BboxParams Reference

A.BboxParams controls how bounding boxes are interpreted and filtered:

  • coord_format (Required): One of 'pascal_voc', 'albumentations', 'coco', 'yolo', or 'cxcywh'.
  • bbox_type: 'hbb' (axis-aligned, 4 coords, default) or 'obb' (oriented, 5 coords with angle). For rotated objects, see Oriented Bounding Boxes (OBB).
  • label_fields: List of keyword argument names holding per-box labels (e.g., ['class_labels']). These stay synchronized when boxes are dropped.
  • min_area: Minimum pixel area after augmentation. Smaller boxes are dropped. Default: 0.0.
  • min_visibility: Minimum fraction (0.0–1.0) of original box area that must remain visible. Default: 0.0.
  • min_width: Minimum box width (pixels or normalized units). Default: 0.0.
  • min_height: Minimum box height (pixels or normalized units). Default: 0.0.
  • clip_bboxes_on_input: Clip coordinates to image boundaries before augmentation. Useful for annotations that extend outside the image. Default: False.
  • filter_invalid_bboxes: Remove invalid boxes (e.g., x_max < x_min) before augmentation. If clip_bboxes_on_input=True, filtering happens after clipping. Default: False.
  • max_accept_ratio: Maximum aspect ratio (max(w/h, h/w)). Boxes exceeding this are dropped. None disables. Default: None.

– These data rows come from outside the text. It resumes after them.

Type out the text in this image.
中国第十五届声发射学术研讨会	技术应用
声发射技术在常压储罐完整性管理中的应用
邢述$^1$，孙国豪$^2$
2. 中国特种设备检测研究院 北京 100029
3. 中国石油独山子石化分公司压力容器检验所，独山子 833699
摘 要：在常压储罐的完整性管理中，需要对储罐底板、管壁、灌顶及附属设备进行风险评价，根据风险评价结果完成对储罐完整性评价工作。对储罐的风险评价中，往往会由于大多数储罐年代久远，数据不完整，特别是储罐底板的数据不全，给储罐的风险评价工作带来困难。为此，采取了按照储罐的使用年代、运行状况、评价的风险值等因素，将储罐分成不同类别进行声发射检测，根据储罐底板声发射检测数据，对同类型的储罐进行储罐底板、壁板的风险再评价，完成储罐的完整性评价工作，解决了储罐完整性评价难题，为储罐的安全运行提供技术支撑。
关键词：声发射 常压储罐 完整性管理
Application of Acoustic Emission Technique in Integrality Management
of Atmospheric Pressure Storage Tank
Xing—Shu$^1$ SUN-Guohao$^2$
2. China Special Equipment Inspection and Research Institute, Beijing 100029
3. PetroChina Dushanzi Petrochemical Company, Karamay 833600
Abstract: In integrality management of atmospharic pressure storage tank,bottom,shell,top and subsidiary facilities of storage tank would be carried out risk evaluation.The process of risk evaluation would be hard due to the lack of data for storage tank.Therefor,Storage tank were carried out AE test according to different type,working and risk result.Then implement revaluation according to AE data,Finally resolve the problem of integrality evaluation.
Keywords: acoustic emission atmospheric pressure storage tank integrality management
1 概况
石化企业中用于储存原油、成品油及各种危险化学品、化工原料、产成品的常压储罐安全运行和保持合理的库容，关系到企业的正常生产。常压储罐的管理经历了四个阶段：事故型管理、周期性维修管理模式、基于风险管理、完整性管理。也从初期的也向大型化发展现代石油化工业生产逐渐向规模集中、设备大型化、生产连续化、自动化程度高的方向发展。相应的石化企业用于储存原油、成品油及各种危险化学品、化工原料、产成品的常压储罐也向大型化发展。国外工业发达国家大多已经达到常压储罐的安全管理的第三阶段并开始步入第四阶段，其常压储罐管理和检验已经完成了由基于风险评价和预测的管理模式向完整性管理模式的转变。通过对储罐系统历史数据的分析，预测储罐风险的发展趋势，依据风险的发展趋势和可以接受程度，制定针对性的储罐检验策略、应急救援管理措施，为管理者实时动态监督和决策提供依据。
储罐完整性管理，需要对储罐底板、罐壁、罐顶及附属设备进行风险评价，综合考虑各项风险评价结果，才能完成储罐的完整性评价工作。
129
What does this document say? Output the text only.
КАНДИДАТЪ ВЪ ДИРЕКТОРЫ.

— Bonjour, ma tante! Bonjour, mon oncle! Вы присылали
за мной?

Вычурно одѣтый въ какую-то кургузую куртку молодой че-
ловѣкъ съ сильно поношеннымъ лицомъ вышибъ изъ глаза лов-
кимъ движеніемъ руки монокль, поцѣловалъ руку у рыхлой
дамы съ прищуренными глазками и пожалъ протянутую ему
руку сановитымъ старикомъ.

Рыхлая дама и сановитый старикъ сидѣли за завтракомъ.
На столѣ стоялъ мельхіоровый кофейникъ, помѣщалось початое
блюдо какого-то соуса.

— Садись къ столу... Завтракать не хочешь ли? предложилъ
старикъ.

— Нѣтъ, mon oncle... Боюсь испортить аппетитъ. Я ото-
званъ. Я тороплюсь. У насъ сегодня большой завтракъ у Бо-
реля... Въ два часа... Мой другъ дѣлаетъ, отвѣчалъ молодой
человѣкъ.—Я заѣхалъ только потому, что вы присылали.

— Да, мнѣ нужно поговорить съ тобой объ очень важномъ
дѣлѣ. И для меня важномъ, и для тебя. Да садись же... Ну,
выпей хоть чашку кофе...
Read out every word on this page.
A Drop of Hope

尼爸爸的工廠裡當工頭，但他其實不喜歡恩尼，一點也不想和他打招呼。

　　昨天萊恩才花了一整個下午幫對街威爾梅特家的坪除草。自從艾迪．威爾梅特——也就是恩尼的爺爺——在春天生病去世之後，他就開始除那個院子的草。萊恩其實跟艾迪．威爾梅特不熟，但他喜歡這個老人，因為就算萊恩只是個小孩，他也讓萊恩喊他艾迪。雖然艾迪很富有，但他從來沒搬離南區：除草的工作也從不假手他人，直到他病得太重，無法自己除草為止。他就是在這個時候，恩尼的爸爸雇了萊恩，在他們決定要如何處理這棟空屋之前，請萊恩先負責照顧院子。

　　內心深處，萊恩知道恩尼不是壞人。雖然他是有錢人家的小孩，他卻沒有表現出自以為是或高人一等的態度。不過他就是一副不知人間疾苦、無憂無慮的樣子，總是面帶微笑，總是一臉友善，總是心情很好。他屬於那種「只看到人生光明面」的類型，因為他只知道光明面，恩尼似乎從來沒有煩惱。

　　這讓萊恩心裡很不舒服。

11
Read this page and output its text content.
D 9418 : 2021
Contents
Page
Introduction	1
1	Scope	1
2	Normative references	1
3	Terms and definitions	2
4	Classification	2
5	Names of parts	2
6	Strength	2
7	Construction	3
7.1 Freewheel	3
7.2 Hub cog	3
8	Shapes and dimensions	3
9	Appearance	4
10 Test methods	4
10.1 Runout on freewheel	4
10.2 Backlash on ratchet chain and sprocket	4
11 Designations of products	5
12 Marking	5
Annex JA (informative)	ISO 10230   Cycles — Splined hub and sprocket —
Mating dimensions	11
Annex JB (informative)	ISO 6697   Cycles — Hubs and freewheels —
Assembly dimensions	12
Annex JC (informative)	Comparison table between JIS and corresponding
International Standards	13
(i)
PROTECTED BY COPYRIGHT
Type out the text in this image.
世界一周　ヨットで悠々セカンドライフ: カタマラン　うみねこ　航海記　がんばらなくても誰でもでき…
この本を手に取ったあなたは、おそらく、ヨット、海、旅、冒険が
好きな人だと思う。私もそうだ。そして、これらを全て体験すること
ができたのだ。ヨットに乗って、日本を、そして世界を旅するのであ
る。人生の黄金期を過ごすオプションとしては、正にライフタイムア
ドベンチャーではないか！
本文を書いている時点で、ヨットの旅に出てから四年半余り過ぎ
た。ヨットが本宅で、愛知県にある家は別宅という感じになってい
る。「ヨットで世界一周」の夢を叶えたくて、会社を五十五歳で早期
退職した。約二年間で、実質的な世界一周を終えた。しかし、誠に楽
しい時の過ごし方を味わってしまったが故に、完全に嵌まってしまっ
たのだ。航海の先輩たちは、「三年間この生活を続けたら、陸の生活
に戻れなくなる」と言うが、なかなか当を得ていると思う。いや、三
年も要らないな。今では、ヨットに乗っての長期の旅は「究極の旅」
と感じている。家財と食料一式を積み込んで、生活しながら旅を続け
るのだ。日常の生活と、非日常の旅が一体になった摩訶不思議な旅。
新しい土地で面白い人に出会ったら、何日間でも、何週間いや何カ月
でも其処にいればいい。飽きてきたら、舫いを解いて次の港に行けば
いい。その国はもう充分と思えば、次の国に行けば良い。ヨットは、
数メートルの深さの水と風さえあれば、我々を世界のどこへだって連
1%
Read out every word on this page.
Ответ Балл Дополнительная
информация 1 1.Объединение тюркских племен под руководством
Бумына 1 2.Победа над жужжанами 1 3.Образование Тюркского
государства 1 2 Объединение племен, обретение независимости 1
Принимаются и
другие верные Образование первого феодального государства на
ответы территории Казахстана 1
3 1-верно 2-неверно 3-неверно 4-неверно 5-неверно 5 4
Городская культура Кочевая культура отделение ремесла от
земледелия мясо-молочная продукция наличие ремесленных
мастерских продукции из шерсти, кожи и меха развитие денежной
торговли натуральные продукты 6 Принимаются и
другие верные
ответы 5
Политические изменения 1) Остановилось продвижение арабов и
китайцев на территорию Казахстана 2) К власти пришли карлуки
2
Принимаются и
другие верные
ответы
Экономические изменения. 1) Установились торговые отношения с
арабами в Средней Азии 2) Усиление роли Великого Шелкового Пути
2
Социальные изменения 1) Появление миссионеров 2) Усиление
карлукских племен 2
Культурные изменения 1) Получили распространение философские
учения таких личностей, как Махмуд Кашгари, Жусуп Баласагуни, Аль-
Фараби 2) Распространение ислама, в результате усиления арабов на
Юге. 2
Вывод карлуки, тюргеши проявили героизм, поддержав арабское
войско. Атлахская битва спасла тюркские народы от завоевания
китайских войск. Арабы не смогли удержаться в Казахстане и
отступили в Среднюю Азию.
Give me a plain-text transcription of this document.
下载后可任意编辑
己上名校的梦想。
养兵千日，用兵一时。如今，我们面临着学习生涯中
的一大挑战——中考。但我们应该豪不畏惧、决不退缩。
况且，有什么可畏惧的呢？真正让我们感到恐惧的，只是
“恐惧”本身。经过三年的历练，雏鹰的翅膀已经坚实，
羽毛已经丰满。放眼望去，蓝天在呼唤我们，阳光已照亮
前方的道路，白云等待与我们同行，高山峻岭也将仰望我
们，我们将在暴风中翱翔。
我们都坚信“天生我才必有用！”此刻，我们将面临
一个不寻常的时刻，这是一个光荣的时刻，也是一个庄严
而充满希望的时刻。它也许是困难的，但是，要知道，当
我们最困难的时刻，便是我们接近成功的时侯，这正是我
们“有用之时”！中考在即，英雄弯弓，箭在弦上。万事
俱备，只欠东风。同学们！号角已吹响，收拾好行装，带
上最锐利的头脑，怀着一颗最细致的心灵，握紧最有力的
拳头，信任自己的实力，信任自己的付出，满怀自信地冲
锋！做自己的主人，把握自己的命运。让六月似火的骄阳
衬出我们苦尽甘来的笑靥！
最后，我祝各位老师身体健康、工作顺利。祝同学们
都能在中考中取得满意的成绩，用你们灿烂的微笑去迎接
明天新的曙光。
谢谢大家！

Handling Imperfect Annotations

Real-world datasets often have boxes that extend outside image boundaries — labeling errors, previous cropping, or annotation tools that allow it. Use clip_bboxes_on_input=True to force coordinates within bounds before augmentation, and filter_invalid_bboxes=True to drop any boxes that become degenerate (zero width/height) after clipping.

bbox_params = A.BboxParams(
    coord_format='yolo',
    label_fields=['class_labels'],
    clip_bboxes_on_input=True,
    filter_invalid_bboxes=True,
)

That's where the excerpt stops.